Chocolate Cupcakes with Ganache and Marshmallow Frosting

Total Time:
45 min
Prep:
20 min
Inactive:
5 min
Cook:
20 min

Yield:
24 cupcakes
Level:
Easy

CATEGORIES
Ingredients
  • 2 cups granulated sugar
  • 1 3/4 cups all-purpose flour
  • 3/4 cup cocoa powder
  • 1 1/2 teaspoons baking powder
  • 1 1/2 teaspoons baking soda
  • 1 teaspoon salt
  • 2 large eggs
  • 1 cup half-and-half
  • 1/2 cup canola oil
  • 1 tablespoon pure vanilla extract
  • 1 cup boiling water
  • Chocolate Ganache, recipe follows
  • Marshmallow Frosting, recipe follows
  • This recipe was provided by professional chefs and has been scaled down from a bulk recipe provided by a restaurant. The Food Network Kitchens chefs have not tested this recipe, in the proportions indicated, and therefore, we cannot make any representation as to the results.
  • Chocolate Ganache:
  • 1 cup heavy whipping cream
  • 12 ounces semisweet chocolate, chopped or chips
  • Marshmallow Frosting:
  • 8 egg whites
  • 2 cups granulated sugar
  • 3/4 teaspoon cream of tartar
  • 1 teaspoon pure vanilla extract
Directions

Preheat the oven to 350 degrees F. Line 2 regular size cupcake pans with cupcake liners.

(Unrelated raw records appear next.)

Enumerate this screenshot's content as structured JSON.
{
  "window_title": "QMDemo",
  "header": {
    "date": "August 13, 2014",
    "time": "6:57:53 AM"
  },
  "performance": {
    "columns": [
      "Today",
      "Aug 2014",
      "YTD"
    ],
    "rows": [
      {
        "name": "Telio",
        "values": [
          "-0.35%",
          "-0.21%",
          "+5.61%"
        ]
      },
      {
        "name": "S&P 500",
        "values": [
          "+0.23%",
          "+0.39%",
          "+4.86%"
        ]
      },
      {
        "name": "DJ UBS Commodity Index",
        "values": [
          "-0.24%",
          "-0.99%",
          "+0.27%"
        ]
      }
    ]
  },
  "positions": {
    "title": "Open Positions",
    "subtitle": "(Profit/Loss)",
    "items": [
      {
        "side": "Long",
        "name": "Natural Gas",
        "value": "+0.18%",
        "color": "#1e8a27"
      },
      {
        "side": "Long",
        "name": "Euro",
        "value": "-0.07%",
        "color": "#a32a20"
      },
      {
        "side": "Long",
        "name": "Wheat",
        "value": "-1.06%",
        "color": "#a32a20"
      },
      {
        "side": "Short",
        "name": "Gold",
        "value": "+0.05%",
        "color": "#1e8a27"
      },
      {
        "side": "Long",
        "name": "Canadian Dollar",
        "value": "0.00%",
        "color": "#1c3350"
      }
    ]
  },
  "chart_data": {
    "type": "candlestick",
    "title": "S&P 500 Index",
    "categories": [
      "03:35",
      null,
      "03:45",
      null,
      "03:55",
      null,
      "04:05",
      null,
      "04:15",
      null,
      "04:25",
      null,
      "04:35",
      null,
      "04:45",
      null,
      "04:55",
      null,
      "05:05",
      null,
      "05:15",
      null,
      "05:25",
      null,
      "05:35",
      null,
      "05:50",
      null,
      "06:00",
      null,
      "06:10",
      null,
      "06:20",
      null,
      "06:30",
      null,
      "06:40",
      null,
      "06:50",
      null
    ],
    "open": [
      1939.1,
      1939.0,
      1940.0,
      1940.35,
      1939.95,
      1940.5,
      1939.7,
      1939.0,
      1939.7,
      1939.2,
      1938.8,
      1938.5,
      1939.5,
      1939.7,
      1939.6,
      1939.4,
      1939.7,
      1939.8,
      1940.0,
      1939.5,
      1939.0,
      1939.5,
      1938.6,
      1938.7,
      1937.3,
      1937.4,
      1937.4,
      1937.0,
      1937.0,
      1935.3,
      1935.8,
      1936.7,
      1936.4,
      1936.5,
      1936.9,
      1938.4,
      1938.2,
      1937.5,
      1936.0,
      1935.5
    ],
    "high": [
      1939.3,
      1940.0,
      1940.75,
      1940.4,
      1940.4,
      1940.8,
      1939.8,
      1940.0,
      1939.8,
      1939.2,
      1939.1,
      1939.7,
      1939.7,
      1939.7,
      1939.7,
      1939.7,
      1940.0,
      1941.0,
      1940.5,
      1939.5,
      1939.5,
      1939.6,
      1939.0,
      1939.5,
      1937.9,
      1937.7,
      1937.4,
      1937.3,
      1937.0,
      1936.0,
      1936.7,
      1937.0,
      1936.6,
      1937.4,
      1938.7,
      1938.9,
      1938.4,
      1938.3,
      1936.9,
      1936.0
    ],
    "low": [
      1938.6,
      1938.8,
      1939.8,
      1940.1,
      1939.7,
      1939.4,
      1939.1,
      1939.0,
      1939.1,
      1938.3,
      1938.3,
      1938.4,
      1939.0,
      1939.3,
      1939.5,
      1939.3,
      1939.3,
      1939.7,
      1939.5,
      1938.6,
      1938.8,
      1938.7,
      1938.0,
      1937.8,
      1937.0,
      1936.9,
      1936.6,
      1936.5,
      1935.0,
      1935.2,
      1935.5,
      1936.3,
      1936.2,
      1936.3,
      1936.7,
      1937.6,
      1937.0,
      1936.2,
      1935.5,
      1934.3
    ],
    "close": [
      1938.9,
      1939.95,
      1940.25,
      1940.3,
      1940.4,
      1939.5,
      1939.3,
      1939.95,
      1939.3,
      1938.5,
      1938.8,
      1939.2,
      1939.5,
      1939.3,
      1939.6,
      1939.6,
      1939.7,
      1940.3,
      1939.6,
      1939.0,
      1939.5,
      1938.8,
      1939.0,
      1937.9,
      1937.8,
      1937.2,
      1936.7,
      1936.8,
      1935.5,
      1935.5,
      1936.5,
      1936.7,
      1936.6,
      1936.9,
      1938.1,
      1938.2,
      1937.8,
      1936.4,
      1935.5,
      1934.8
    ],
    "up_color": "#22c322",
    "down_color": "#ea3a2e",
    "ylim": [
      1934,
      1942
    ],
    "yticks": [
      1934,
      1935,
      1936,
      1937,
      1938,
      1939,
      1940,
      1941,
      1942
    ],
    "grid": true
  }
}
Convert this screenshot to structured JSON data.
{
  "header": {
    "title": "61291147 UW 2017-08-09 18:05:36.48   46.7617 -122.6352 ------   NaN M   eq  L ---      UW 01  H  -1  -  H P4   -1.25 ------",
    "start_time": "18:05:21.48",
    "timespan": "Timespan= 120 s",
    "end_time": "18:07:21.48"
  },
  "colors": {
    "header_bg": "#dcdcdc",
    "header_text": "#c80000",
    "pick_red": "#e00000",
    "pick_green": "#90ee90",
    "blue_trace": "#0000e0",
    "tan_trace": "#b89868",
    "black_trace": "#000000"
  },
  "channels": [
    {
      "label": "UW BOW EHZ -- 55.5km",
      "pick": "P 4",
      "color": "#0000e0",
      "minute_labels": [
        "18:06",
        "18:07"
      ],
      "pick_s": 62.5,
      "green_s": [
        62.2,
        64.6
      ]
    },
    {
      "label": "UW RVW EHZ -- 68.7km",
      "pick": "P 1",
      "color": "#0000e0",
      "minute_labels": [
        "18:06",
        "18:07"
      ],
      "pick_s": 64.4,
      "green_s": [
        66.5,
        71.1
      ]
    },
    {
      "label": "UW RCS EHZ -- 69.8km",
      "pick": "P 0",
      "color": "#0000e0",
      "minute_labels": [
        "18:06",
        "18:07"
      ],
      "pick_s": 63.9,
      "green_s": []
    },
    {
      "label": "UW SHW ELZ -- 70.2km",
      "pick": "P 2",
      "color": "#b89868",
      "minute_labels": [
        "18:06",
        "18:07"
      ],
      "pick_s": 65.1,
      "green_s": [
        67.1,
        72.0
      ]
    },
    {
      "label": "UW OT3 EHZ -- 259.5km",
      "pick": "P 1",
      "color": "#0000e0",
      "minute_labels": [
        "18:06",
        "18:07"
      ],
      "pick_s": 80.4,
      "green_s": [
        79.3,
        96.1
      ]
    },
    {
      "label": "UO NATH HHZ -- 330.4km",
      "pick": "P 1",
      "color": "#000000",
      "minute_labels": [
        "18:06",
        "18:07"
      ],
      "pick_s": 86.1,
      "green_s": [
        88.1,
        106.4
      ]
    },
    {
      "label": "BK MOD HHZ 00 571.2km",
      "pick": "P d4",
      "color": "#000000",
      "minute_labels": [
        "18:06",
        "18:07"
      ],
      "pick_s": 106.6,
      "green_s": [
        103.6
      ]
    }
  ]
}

In a large bowl using an electric mixer on low speed, combine the sugar, flour, cocoa, baking powder, baking soda, and salt. Add the eggs, half-and-half, oil, and vanilla and beat on medium speed for 2 minutes. Stir in the boiling water until fully combined.

Fill the cupcake liners three-quarters full with batter and bake until the cupcakes spring back when touched with your finger, 10 to 15. Let cool in the pans for a few minutes, and then remove to a wire rack to cool completely.

Dip the tops of the cupcakes in Chocolate Ganache. Pipe Marshmallow Frosting onto the cupcakes using a pastry bag and your favorite tip.

Chocolate Ganache:

In a medium saucepan, bring the whipping cream to a simmer. Take off the heat and add the chocolate. Let the mixture sit for 5 minutes. Whisk the mixture until smooth and creamy.

Marshmallow Frosting:

Place egg whites, sugar and cream of tartar in a heat-safe bowl over a saucepan with boiling water. Whisk constantly over the heat for 1 to 3 minutes. Once the sugar has dissolved, remove from the heat and beat with an electric mixer on high until stiff peaks have formed, 5 to 7 minutes. Stir in the vanilla extract.